Depois de matar acidentalmente um intruso desarmado, Richard Dane deve lidar com a raiva do pai da vítima. No entanto, Dane começa a suspeitar que o policial Ray Price pode estar escondendo informações sobre o caso, indicando seu envolvimento em algo muito mais complicado. Dane e o pai da vítima, então, unem forças para descobrir a verdade.
O começo da trama é interessante e promissor. A reviravolta que leva à união dos dois antagonistas é muito legal, uma grande ideia. A química dos personagens e dos atores é o que há de melhor. A adição de Don Johnson dá um tom divertido e irônico por conta de ser o bom picareta. Cada um dos três rouba o filme para si em determinados momentos sendo Sam Shepard o verdadeiro nome da película.
O filme é ambientado no fim dos anos 80 e a arte do filme surpreende. Tudo muito bem aproveitado, inclusive as antigas fitas VHS que se tornam objeto importante da trama. Figurino, trilha sonora e montagem dão show também.
O único senão para mim é a motivação da personagem do Michael C. Hall: ele se aprofunda na história porque quer saber quem matou e isso acaba esquecido ao fim da exibição e ele, estranhamente, não se importa com isso nem um pouco. Ainda assim, gostei do que vi.
Nota 8

Festival do Rio - Dia 3

Qual é seu trabalho, papai?
Meu terceiro dia de Festival começou mal.
Não curto o cinema francês. Para ser sincero, não curto nem a língua. Mas sempre tento me surpreender e sempre assisto a um filme da França para tentar modificar minha opinião. Ainda não foi dessa vez.
Qual é seu trabalho, papai? conta a história do cienasta Hervé, que no meio da produção de seu novo filme pornô, percebe que seu filho pequeno está começando a andar. Nesse momento, sua companheira diz que ele precisa tomar uma decisão: ou continuar sua vida na pornografia ou se tornar uma figura paterna respeitável.
Uma ceninha engraçada aqui, outra ceninha engraçada ali e mais nada.

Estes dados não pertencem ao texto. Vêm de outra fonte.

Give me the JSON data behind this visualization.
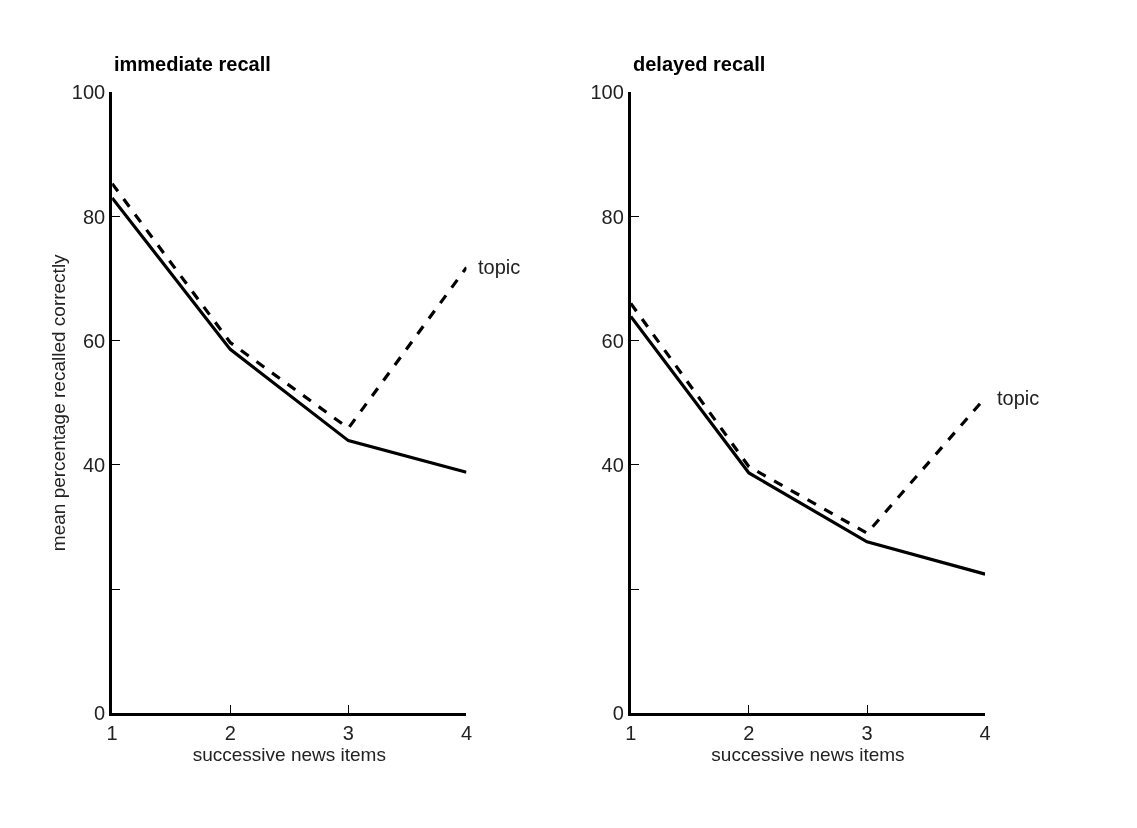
{
  "chart_data": [
    {
      "type": "line",
      "title": "immediate recall",
      "xlabel": "successive news items",
      "ylabel": "mean percentage recalled correctly",
      "x": [
        1,
        2,
        3,
        4
      ],
      "xlim": [
        1,
        4
      ],
      "xticks": [
        1,
        2,
        3,
        4
      ],
      "ylim": [
        0,
        100
      ],
      "yticks": [
        0,
        {
          "value": 20,
          "label": null
        },
        40,
        60,
        80,
        100
      ],
      "series": [
        {
          "color": "#000000",
          "line_style": "solid",
          "values": [
            83,
            58.6,
            43.9,
            38.8
          ]
        },
        {
          "color": "#000000",
          "line_style": "dashed",
          "values": [
            85.3,
            59.7,
            45.9,
            71.8
          ]
        }
      ],
      "annotations": [
        {
          "text": "topic",
          "x": 4,
          "y": 71.8
        }
      ]
    },
    {
      "type": "line",
      "title": "delayed recall",
      "xlabel": "successive news items",
      "x": [
        1,
        2,
        3,
        4
      ],
      "xlim": [
        1,
        4
      ],
      "xticks": [
        1,
        2,
        3,
        4
      ],
      "ylim": [
        0,
        100
      ],
      "yticks": [
        0,
        {
          "value": 20,
          "label": null
        },
        40,
        60,
        80,
        100
      ],
      "series": [
        {
          "color": "#000000",
          "line_style": "solid",
          "values": [
            63.9,
            38.7,
            27.6,
            22.4
          ]
        },
        {
          "color": "#000000",
          "line_style": "dashed",
          "values": [
            66,
            39.7,
            29,
            50.8
          ]
        }
      ],
      "annotations": [
        {
          "text": "topic",
          "x": 4,
          "y": 50.8
        }
      ]
    }
  ]
}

O cara entra em crise por ser pai de duas crianças depois dos 40 anos. Causa estranhamento que essa crise só venha com o segundo filho. Enfim.
Nota 2

Mais sombrio que a meia-noite
O segundo filme foi mais interessante, ainda que não me tenha conquistado. Recebemos a visita do diretor italiano, Sebastiano Riso, que nos contou que só para escolher o protagonista foram milhares de testes e dois anos de trabalho. Valeu a pena, ele encontrou a figura frágil e de feições femininas que a personagem exigia na figura do ator Davide Capone.
O filme conta a trajetória de Davide, um garoto de 14 anos com feições bem femininas. Atormentado e reprimido pelo pai, ele decide fugir de casa e acaba por se juntar a um grupo de meninos que se reúne em busca de clientes e diversão em Villa Bellini, um parque da região da Catânia.
No início, ele se vê livre e aceito. Aos poucos, porém, as dificuldades e a crueldade da vida vão mostrando de forma dura o que é a realidade, destruindo sua inocência no processo.
O filme, sem dúvida, faz pensar passeando por temas como homossexualismo, exploração de menores, prostituição, pedofilia, conceito de família, intolerância, etc..
Vale o ingresso.
Nota 7

Annabelle
O terceiro filme foi o que mais gostei. Sempre fui fã do gênero terror e fazia tempo que não via algo que me agradasse. Não que seja uma obra-prima, pelo contrário, é recheado de clichês, mas cumpre bem o seu papel: assusta!
O filme conta a história de Annabelle, personagem que fez sucesso no filme Invocação do Mal, sendo um prelúdio. O filme é baseado em fatos reais: uma mãe, nos anos 70, deu de presente para sua filha uma boneca que se mexia sozinha e era possuída por um espírito. A boneca existe e está trancada em um museu em Connecticut, sendo visitada somente por um padre que vai abençoá-la duas vezes por mês.
A produção faz excelente uso da trilha sonora, da fotografia e do jogo de câmera, elementos importantes do gênero, para criar os momentos de tensão e os sustos, que muitas vezes ocorrem quando menos esperamos, o que é muito legal. Há os sustos fáceis, claro, mas mesmo eles divertem.
O grande barato de Annabelle é que nos remete aos filmes de terror clássicos, sem descambar para o terrir, coisa que eu detesto. Baseia-se menos em sangue e muito mais em tensão e medo.
Enfim, gostei muito!
Nota 8

Festival do Rio - Dia 2

The Goob
O primeiro filme do meu segundo dia de Festival conta a história de Goob Taylor, um garoto de 16 anos que se vê em uma família oprimida pelo novo marido de sua mãe, Gene, um tremendo canalha mulherengo que explora a família com mão de ferro.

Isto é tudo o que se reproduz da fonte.